As Watson speaks of Woods' growing mastery, an old memory comes sharply back into focus. It is of a Nicklaus pleased with himself after shooting par on a day of gale and driving rain at his Ohio course named for Muirfield, and then looking up at the scoreboard in amazement as red numbers went against the name of Watson. "Goddamit," said Nicklaus, "that may be the greatest round of golf ever played."

That was in 1979 – the year before Watson's third Open triumph at Muirfield, after which Watson picked up some old hickory clubs, hired a piper and played the 10th and 18th holes in the Sunday night gloaming in the company of Ben Crenshaw. Watson escaped detection by the ferocious club secretary, Paddy Hamner, unlike the unfortunate Crenshaw, who was ordered to report to Hamner's office on the Monday morning, after his then wife Polly's stiletto heels were found to be imprinted on the greens. Watson won two more Opens, but he could not sustain his challenge as the man who would eventually surpass Nicklaus.

Why? "Because I had an Achilles' heel. Lee Trevino said that all great players have an Achilles' heel, but Tiger seems to have none. So if you put the longevity question aside for the moment, you have to say it is fantastic what Tiger is doing. He is doing something that nobody else has ever done before, winning major tournaments like they are club medals, your weekly stablefords."

In this stream of astonishing facility, this growing conviction that the ancient mysteries of golf have been unravelled, one by one, by the 26-year-old from southern California, there is inevitably the point of head-to-head comparison with Nicklaus.
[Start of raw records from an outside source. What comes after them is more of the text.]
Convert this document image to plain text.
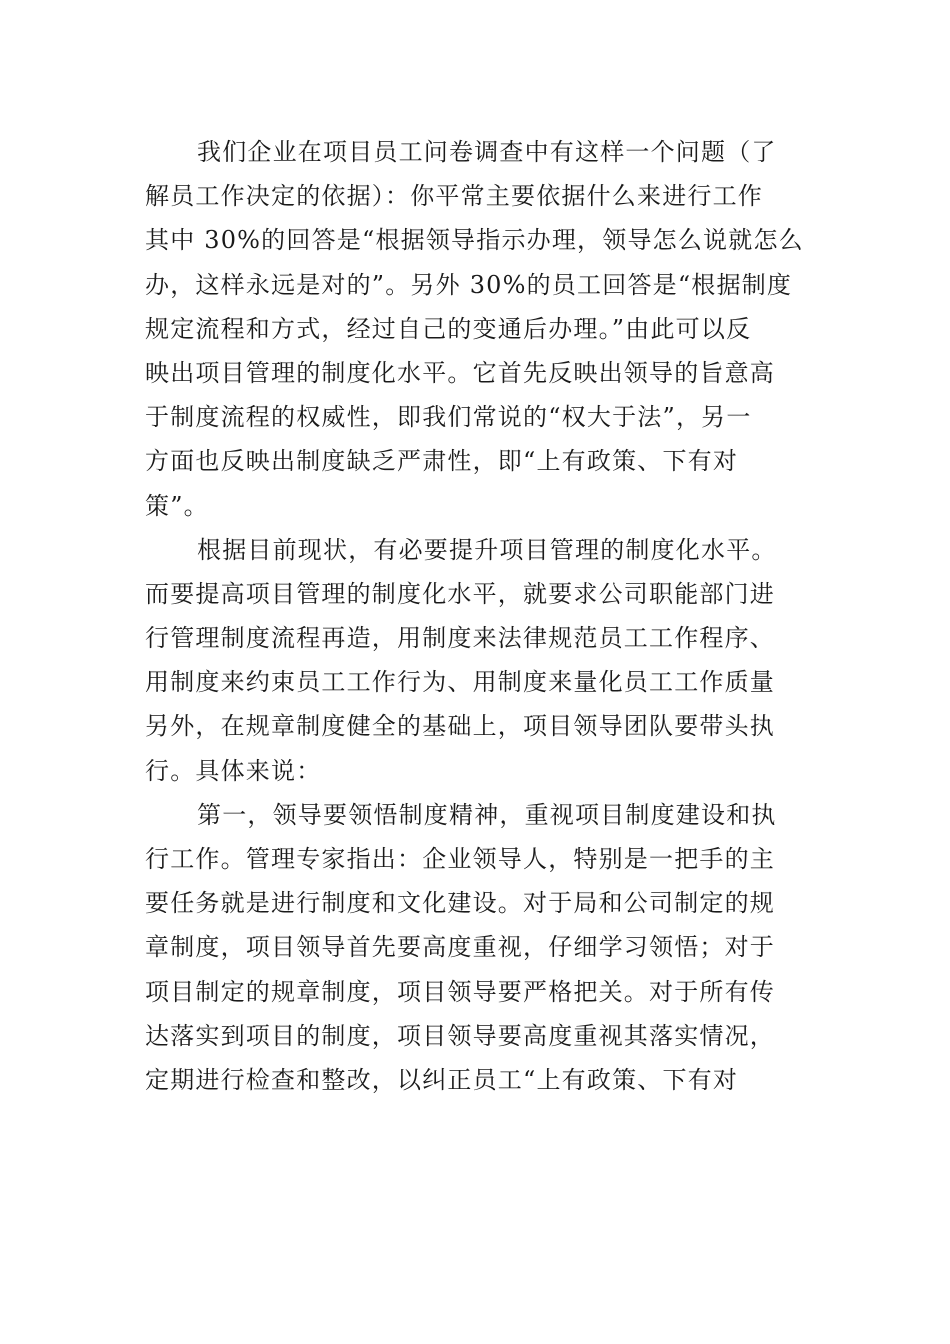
我们企业在项目员工问卷调查中有这样一个问题（了
解员工作决定的依据）：你平常主要依据什么来进行工作
其中 30%的回答是“根据领导指示办理，领导怎么说就怎么
办，这样永远是对的”。另外 30%的员工回答是“根据制度
规定流程和方式，经过自己的变通后办理。”由此可以反
映出项目管理的制度化水平。它首先反映出领导的旨意高
于制度流程的权威性，即我们常说的“权大于法”，另一
方面也反映出制度缺乏严肃性，即“上有政策、下有对
策”。
根据目前现状，有必要提升项目管理的制度化水平。
而要提高项目管理的制度化水平，就要求公司职能部门进
行管理制度流程再造，用制度来法律规范员工工作程序、
用制度来约束员工工作行为、用制度来量化员工工作质量
另外，在规章制度健全的基础上，项目领导团队要带头执
行。具体来说：
第一，领导要领悟制度精神，重视项目制度建设和执
行工作。管理专家指出：企业领导人，特别是一把手的主
要任务就是进行制度和文化建设。对于局和公司制定的规
章制度，项目领导首先要高度重视，仔细学习领悟；对于
项目制定的规章制度，项目领导要严格把关。对于所有传
达落实到项目的制度，项目领导要高度重视其落实情况，
定期进行检查和整改，以纠正员工“上有政策、下有对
Watson is ready to draw the line, saying: "If you look at Jack, I think his only shortcoming was his short game. He was a wonderful putter. When he had to make a putt, he made the putt. I don't think anybody has ever been better at that, but his play around the greens was not the best. Tiger has that dimension of greatness around the greens; he is right up there among the best, just wonderful. So if you compare the two I think they're very similar with the exception of that one little Achilles' heel that Jack had."

If Nicklaus feels pain at Watson's revision of the league table of golfing greatness, he may be equally unenthusiastic about his old rival's dismissal of his argument that Woods is currently lacking the test of genuine competition. "If was 25 now, and facing the problem of Tiger, I would be doing what the rest of the kids are doing out here, trying to get stronger, working out, improving their flexibility. When I was young the advice I always got was to watch and play with the great players. If I had the chance to play with Jack or watch Sam Snead swing I always took it. The kids today are giving it their best shot. They are trying to emulate Tiger. It is not so easy."
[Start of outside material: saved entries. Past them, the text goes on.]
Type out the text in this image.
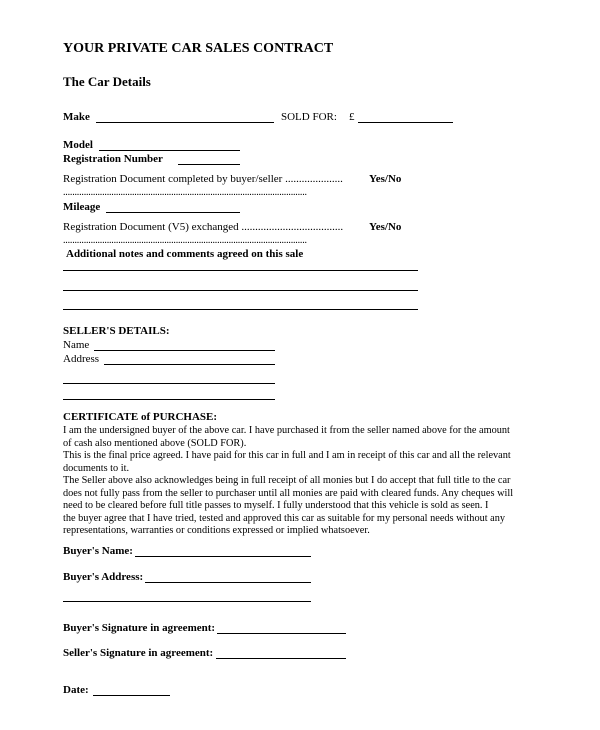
YOUR PRIVATE CAR SALES CONTRACT
The Car Details
Make	SOLD FOR: £
Model
Registration Number
Registration Document completed by buyer/seller ..................... Yes/No
..........................................................................................................
Mileage
Registration Document (V5) exchanged ..................................... Yes/No
..........................................................................................................
Additional notes and comments agreed on this sale
SELLER'S DETAILS:
Name
Address
CERTIFICATE of PURCHASE:

I am the undersigned buyer of the above car. I have purchased it from the seller named above for the amount

of cash also mentioned above (SOLD FOR).

This is the final price agreed. I have paid for this car in full and I am in receipt of this car and all the relevant

documents to it.

The Seller above also acknowledges being in full receipt of all monies but I do accept that full title to the car

does not fully pass from the seller to purchaser until all monies are paid with cleared funds. Any cheques will

need to be cleared before full title passes to myself. I fully understood that this vehicle is sold as seen. I

the buyer agree that I have tried, tested and approved this car as suitable for my personal needs without any

representations, warranties or conditions expressed or implied whatsoever.

Buyer's Name:
Buyer's Address:
Buyer's Signature in agreement:
Seller's Signature in agreement:
Date:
No one is feeling the pressure of it more acutely than Phil Mickelson, the world No 2, who yesterday was revealing a new approach to links golf which he hopes might just bring him a breakthrough in the majors. He says that he did not take personally Nicklaus's blanket criticism of Woods' challengers, but you didn't didn't have to be a master of decoding to understand that he too was consigning the great man to an honoured but not supreme place in the annals of golf.

"Jack Nicklaus didn't mention my name," says Mickelson, "but I certainly know he was referring to the top players and I would include myself in that number. But no, it didn't bother me. I feel it's been difficult for him to equate how he played the majors 30 years ago with how they are being played today. His style is no longer effective. As I've mentioned before, I've tried to play much the same way that was so successful for him in 18 majors by just keeping myself in the tournament and let the others make the mistakes.

"That just doesn't apply to the game any more. So you have to look at a different style to win majors, a more attacking, aggressive style. You have to do this knowing that you are competing against somebody who doesn't make mistakes."

Neither Tom Watson nor Phil Mickelson have quite got round to saying it, but there is really no diluting of an awful truth. It is that Jack Nicklaus has paid a high price for opening an argument in which he lacked the power to win. He is, more than ever it seems, locked into a corner of golfing history. Where he sits, like the rest of golf, at the whim and the disposal of Tiger Woods.